I cannot extract all of the contents of a gzipped vcf file. The file is part of an encrypted tarball I downloaded from dbGaP. After decryption, I was able to extract a directory of files with this command:
tar -xvf phg001.tar
When I used Plink to convert one of the extracted vcf files to a bed file, I got an error message: Error: Line 20 of .vcf file has fewer tokens than expected.

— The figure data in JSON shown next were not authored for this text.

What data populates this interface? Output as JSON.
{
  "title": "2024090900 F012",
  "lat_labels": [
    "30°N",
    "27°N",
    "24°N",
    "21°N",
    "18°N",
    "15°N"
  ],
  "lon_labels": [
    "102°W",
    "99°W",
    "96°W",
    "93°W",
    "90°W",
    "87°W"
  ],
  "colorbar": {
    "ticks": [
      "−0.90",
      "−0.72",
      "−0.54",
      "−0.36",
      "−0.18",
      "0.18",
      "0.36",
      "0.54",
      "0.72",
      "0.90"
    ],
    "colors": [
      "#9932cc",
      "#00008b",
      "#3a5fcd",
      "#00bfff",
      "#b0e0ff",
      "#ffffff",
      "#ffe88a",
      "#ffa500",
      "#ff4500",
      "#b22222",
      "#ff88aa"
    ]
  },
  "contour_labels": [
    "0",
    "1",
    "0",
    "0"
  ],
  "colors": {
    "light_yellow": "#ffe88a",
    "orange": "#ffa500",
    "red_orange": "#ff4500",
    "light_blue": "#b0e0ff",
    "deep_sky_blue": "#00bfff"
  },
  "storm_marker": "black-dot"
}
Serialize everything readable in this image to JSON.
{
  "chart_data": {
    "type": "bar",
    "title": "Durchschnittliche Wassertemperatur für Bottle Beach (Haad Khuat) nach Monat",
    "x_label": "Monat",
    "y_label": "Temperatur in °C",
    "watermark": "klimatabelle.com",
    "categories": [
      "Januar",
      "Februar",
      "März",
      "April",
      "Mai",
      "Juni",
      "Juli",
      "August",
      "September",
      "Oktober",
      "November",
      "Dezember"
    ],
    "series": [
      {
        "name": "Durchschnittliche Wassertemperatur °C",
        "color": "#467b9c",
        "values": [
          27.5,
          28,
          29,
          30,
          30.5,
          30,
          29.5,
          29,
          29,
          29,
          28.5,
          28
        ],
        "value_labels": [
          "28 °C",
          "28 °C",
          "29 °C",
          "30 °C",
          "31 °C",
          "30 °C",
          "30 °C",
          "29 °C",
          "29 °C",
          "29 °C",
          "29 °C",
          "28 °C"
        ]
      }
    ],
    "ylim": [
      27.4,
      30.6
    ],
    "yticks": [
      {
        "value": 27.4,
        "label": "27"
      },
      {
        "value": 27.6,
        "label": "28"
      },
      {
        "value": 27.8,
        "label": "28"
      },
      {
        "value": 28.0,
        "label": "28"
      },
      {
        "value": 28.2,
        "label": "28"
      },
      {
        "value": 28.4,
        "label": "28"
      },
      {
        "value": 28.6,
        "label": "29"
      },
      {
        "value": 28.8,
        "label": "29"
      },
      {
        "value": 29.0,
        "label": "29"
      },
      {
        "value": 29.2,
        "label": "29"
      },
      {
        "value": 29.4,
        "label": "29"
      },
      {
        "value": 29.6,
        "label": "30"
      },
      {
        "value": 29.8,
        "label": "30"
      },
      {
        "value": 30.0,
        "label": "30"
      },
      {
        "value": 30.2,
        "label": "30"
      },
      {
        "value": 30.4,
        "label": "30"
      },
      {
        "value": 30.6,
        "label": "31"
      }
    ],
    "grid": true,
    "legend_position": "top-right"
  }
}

I counted the number of lines in the files with the help of zcat.
zcat chr22-filtered.dose.vcf.gz | wc -l
Output:
gzip: chr22-filtered.dose.vcf.gz: decompression OK, trailing garbage ignored
19
And if I try to unzip the file, I get a similar message about trailing garbage.
gzip: test22.vcf.gz: decompression OK, trailing garbage ignored
The file is too large to have only 20 lines, and if I count the number of lines without using zcat, there is indeed more to the file.
wc -l chr22-filtered.dose.vcf.gz
3632730 chr22-filtered.dose.vcf.gz
How can I extract all of the contents of the zipped file.
All advice is appreciated.
Paul
Most likely an error happened during a download, and you will need to get the file again. If that's not it, there was an error either when creating the file or uploading it.
To the best of my knowledge there is no magical command to cleanly decompress the file that has errors in it.